L’omniprésence des applications numériques instaure une nouvelle injonction à la connexion pour les publics âgés. La maîtrise pressante de ces démarches a ainsi pris une place essentielle parmi les motifs évoqués par les adultes pas ou peu à l’aise avec le numérique pour s’équiper et développer leurs compétences.
Les difficultés que rencontrent les publics âgés sont désormais bien documentées et donnent lieu à de nombreuses initiatives des administrations, des collectivités, des acteurs de l’action sociale et des associations.
À partir d’une enquête socio-ethnographique auprès de personnes âgées de 62 à 82 ans, Lucie Delias, Maîtresse de conférences en sciences de l’information et de la communication, montre comment « le passage en ligne de certaines démarches provoque, pour les adultes âgés encore à l’écart des pratiques numériques, une obligation à "s’y mettre" qui ne va pas sans provoquer des difficultés, en particulier pour les retraités issus des classes populaires ».

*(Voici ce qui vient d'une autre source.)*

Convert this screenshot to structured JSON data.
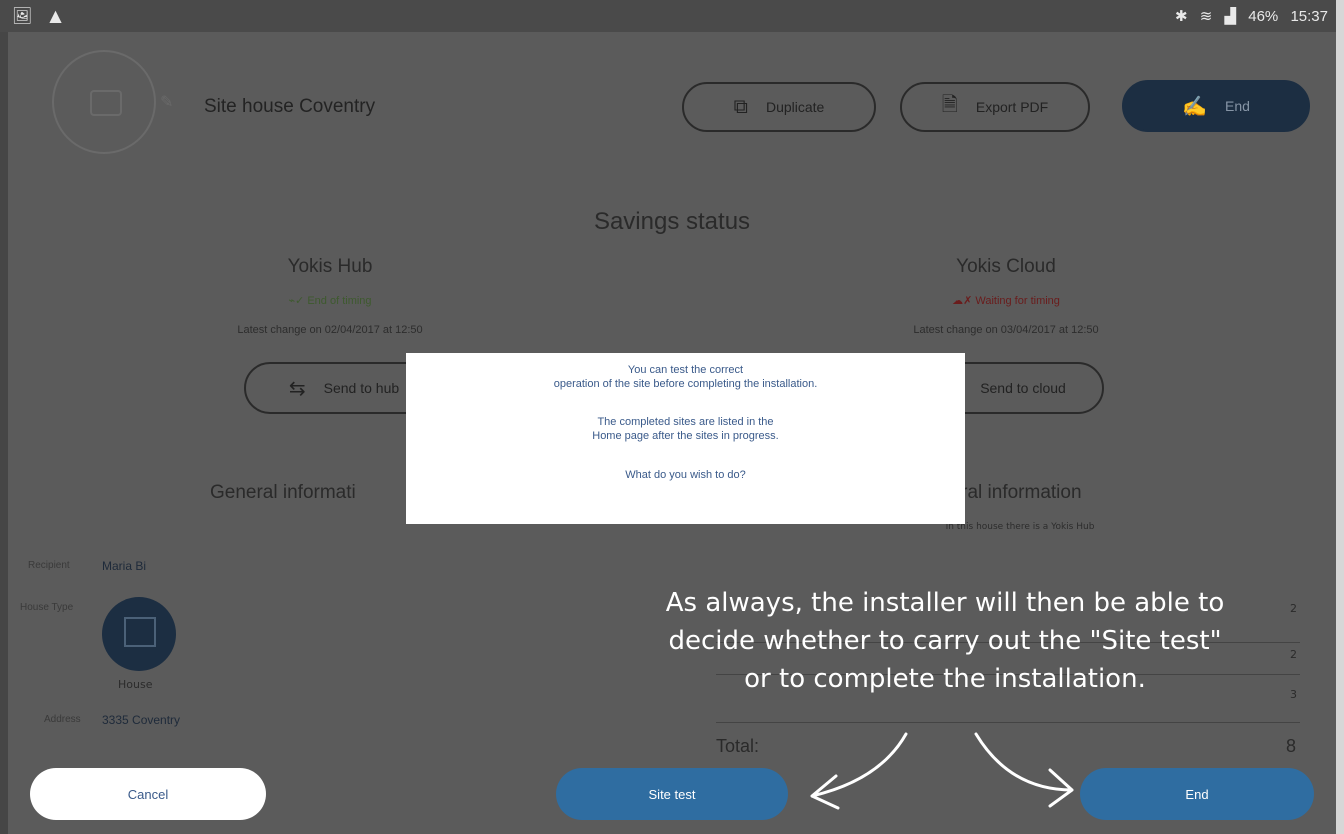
{
  "statusbar": {
    "left_icons": "🖼 ▲",
    "bluetooth": "✱",
    "wifi": "≋",
    "signal": "▟",
    "battery": "46%",
    "time": "15:37"
  },
  "header": {
    "site_title": "Site house Coventry",
    "duplicate_label": "Duplicate",
    "export_label": "Export PDF",
    "end_label": "End"
  },
  "savings": {
    "title": "Savings status",
    "hub": {
      "title": "Yokis Hub",
      "state": "End of timing",
      "latest": "Latest change on 02/04/2017 at 12:50",
      "send_label": "Send to hub"
    },
    "cloud": {
      "title": "Yokis Cloud",
      "state": "Waiting for timing",
      "latest": "Latest change on 03/04/2017 at 12:50",
      "send_label": "Send to cloud"
    }
  },
  "general_left": {
    "title": "General informati",
    "recipient_label": "Recipient",
    "recipient_value": "Maria Bi",
    "house_type_label": "House Type",
    "house_label": "House",
    "address_label": "Address",
    "address_value": "3335 Coventry"
  },
  "general_right": {
    "title": "neral information",
    "subtitle": "In this house there is a Yokis Hub",
    "rows": [
      "2",
      "2",
      "3"
    ],
    "total_label": "Total:",
    "total_value": "8"
  },
  "dialog": {
    "line1": "You can test the correct",
    "line2": "operation of the site before completing the installation.",
    "line3": "The completed sites are listed in the",
    "line4": "Home page after the sites in progress.",
    "question": "What do you wish to do?"
  },
  "actions": {
    "cancel_label": "Cancel",
    "site_test_label": "Site test",
    "end_label": "End"
  },
  "annotation": {
    "line1": "As always, the installer will then be able to",
    "line2": "decide whether to carry out the \"Site test\"",
    "line3": "or to complete the installation."
  },
  "colors": {
    "overlay": "#5b5b5b",
    "navy": "#1c2e42",
    "action_blue": "#2f6da1",
    "dialog_text": "#3a5a8a"
  }
}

Les relations avec les institutions : un motif de plus en plus central dans la « conversion » aux usages numériques
Un nombre important d’études met en avant le rôle de l’environnement familial dans les motivations des adultes âgé.e.s à s’équiper et à utiliser les outils numériques, en particulier dans la perspective de communiquer et de maintenir le lien avec les petits-enfants.« Si on trouve effectivement ce motif chez les enquêtés peu ou non familiers du numérique, une grande partie d’entre eux déclarent ressentir une contrainte à "s’y mettre" qui se rapporte plutôt aux relations avec les institutions, dans un contexte d’accélération récente de la dématérialisation des démarches de la vie quotidienne imposant de passer par Internet et de disposer de matériel informatique » nuance Lucie Delias. « Ainsi, plusieurs enquêtés qui n’avaient pas d’appétence particulière pour l’informatique connectée, voire y étaient réticents, et avaient réussi jusque-là à contourner son utilisation, ont fini par développer des usages pour cette raison ».Un enjeu particulièrement crucial pour les personnes retraitées les moins favorisées socialement
Cet enjeu est particulièrement crucial pour les retraité.e.s les moins favorisé.e.s socialement, qui ont plus de probabilité d’être non-usager.e.s ou usager.e.s partiel.le.s, tout en étant plus souvent amené.e.s que les autres catégories de population à échanger avec les institutions publiques. « En raison de la faiblesse de leurs ressources économiques, ils sont plus souvent amenés à échanger avec les institutions publiques à la constitution du dossier de retraite, souvent complexe dans le cas de carrières précaires et discontinues, peut par exemple s’ajouter la demande de l’Allocation Solidarité Personnes Âgées, tandis que la conjonction de leur âge et de leur niveau de diplôme fait qu’ils ont moins de chance d’être acculturés au numérique ».Mais pas seulement. Si elle touche plus durement les retraités de classes populaires et les moins autonomes, Lucie Delias, montre, à partir de son enquête, « que la numérisation des services privés et d’intérêt général provoque une inquiétude chez un grand nombre d’adultes âgés, même chez ceux dont les compétences numériques sont relativement avancées ; laissant à penser que la dématérialisation induit des difficultés d’ordre pratique, mais comporte aussi des enjeux plus symboliques, dans la mesure où elle questionne plus largement sur la place des plus âgés dans une société largement numérisée ».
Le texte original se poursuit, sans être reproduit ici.